Le cinéma perd une figure mythique. Lea Massari, l’une des grandes dames du 7e art européen, s’est éteinte à l’âge de 91 ans. L’actrice italienne, inoubliable dans L’Avventura de Michelangelo Antonioni ou Le Souffle au cœur de Louis Malle, est morte lundi 23 juin 2025 à Rome, comme l’ont annoncé plusieurs médias italiens ce mercredi.
Née Anna Maria Massetani en 1933 à Rome, elle avait pris son pseudonyme en hommage à son fiancé disparu tragiquement peu avant leur mariage. C’est ce drame intime qui marquera le début d’une carrière lumineuse, aussi exigeante que discrète.
Une carrière entre Rome et Paris
Lea Massari, c’était l’élégance à l’italienne, mais aussi cette aisance rare dans la langue française qui lui a ouvert les portes du cinéma hexagonal. On l’a vue chez Claude Sautet (Les Choses de la vie), Louis Malle (Le Souffle au cœur), Henri Verneuil (Peur sur la ville), Claude Pinoteau, Michel Deville… La liste est longue et prestigieuse.
Au total, elle aura tourné plus de 50 films, sans compter les séries et téléfilms, en Italie comme en France. Actrice complète, elle n’hésitait pas à accepter des seconds rôles si le scénario ou le réalisateur en valait la peine. Elle savait se faire magnétique sans jamais surjouer.
Une disparition en toute discrétion
Lea Massari s’était retirée du public depuis les années 1990. Celles et ceux qui l’ont connue parlent d’une femme aussi modeste que brillante, cultivée, très attachée à sa liberté. Elle vivait dans la discrétion la plus totale, entre Rome et la campagne, loin des projecteurs.
Selon ANSA, l’actrice serait décédée à la suite d’une chute à son domicile, dans le quartier Parioli.

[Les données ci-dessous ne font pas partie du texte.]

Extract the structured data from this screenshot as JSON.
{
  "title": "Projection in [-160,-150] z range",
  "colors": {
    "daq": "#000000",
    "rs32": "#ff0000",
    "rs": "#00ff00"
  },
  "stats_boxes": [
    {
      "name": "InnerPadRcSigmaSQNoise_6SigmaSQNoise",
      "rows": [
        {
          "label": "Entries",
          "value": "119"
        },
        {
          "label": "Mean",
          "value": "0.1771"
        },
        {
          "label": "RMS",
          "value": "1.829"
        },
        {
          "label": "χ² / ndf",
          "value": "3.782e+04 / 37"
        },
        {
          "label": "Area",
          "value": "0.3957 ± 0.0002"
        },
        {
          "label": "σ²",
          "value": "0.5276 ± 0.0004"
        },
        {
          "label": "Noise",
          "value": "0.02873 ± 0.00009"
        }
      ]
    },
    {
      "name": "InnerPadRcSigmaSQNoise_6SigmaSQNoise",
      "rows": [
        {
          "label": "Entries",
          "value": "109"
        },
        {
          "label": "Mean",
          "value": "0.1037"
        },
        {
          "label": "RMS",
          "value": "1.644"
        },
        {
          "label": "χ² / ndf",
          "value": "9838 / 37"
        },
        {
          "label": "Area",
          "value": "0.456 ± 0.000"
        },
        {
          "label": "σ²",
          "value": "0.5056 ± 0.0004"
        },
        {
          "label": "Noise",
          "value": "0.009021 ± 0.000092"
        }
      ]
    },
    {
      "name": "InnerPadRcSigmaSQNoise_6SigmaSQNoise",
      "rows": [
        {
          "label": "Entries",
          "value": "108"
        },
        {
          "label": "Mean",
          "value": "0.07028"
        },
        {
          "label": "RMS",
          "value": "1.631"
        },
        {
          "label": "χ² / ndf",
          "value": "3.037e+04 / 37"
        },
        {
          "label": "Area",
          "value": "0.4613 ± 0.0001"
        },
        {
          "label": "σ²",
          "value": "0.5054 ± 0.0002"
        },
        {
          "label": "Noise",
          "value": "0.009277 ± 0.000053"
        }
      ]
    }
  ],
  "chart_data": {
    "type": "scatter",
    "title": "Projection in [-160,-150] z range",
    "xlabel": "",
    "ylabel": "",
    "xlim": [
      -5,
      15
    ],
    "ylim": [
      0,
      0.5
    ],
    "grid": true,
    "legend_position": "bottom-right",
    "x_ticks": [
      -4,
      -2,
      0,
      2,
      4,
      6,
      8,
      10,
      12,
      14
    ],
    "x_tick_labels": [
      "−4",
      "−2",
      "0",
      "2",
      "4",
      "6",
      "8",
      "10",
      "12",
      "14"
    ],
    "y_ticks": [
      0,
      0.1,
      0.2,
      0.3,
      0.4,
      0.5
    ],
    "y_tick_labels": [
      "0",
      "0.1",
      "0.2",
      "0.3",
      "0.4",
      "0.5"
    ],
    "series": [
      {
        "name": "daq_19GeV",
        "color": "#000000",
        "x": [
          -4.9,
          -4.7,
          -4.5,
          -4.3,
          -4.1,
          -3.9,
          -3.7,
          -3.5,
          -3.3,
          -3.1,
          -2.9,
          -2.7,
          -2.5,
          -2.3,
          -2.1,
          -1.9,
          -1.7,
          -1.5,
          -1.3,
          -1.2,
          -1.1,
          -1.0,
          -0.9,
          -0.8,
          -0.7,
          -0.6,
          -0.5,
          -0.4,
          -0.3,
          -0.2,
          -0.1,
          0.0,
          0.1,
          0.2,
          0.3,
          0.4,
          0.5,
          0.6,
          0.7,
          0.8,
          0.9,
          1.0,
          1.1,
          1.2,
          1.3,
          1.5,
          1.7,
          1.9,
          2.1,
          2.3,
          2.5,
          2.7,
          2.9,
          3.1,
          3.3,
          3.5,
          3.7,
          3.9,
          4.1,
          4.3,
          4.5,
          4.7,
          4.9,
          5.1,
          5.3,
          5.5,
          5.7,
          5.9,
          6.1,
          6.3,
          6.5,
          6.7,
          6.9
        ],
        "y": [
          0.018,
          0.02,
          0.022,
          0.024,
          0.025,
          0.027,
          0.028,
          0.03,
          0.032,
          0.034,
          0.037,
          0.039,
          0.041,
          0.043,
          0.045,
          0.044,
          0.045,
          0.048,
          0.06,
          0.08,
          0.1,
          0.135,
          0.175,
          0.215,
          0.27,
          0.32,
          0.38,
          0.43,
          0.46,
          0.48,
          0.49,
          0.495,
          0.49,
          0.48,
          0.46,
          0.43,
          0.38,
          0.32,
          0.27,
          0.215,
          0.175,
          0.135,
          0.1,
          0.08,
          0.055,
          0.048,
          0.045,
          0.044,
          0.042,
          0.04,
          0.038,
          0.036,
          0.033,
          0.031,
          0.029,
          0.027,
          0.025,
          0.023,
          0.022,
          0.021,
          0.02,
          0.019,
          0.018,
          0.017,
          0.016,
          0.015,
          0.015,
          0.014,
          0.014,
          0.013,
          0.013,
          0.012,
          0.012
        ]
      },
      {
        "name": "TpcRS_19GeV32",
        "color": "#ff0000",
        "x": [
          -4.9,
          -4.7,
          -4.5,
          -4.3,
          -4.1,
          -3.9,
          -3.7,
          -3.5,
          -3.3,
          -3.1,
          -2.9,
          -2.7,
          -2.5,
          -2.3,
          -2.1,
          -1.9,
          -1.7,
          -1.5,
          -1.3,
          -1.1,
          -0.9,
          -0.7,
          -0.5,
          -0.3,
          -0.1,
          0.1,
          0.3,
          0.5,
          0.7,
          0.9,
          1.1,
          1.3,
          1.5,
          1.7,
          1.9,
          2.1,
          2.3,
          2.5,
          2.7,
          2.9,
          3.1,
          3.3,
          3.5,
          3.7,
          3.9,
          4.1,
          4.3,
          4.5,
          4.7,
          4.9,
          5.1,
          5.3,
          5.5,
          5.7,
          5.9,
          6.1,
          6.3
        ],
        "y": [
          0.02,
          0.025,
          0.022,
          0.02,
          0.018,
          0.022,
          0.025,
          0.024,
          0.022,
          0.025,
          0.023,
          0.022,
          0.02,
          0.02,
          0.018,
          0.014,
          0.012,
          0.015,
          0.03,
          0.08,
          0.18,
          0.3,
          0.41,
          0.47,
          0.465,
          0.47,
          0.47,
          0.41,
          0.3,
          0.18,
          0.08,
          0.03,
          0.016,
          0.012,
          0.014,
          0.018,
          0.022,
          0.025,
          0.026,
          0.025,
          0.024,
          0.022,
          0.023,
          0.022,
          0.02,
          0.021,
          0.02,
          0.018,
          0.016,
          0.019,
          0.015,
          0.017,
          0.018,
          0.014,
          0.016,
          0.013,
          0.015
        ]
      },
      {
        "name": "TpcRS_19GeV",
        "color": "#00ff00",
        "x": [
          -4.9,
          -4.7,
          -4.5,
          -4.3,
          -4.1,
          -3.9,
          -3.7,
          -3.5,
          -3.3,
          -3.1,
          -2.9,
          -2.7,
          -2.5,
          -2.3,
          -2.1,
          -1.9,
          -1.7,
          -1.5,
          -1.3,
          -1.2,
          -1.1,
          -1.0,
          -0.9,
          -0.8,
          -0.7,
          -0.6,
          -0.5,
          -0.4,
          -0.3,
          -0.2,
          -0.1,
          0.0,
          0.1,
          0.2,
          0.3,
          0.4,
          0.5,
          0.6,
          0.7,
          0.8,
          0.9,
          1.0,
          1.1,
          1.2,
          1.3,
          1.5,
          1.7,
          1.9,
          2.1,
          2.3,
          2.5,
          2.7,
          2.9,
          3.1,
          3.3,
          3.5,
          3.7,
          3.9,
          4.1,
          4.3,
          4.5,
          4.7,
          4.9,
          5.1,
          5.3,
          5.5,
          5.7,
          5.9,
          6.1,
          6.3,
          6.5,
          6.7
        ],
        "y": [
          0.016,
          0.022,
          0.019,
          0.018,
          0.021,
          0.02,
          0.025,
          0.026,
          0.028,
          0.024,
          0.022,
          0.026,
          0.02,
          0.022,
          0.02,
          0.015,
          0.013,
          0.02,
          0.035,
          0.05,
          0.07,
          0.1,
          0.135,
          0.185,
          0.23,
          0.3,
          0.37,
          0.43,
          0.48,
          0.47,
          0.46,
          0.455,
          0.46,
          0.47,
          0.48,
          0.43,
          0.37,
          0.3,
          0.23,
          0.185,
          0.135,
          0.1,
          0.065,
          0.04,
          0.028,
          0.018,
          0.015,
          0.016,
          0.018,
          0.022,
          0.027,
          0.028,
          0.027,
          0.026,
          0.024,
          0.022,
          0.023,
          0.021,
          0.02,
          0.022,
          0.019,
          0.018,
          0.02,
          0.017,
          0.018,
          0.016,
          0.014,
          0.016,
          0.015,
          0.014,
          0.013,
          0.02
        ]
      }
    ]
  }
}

Une cérémonie privée s’est tenue dans la cathédrale de Sutri, au nord de Rome, ce mardi.
Une pluie d’hommages
Lucia Borgonzoni, secrétaire d’État à la culture italienne, lui a rendu hommage, saluant « une actrice au magnétisme irrésistible et au talent fulgurant ».
Sur les réseaux, de nombreux cinéphiles italiens et français pleurent cette comédienne unique, capable de naviguer entre le drame, l’intime et le populaire, sans jamais trahir sa sensibilité.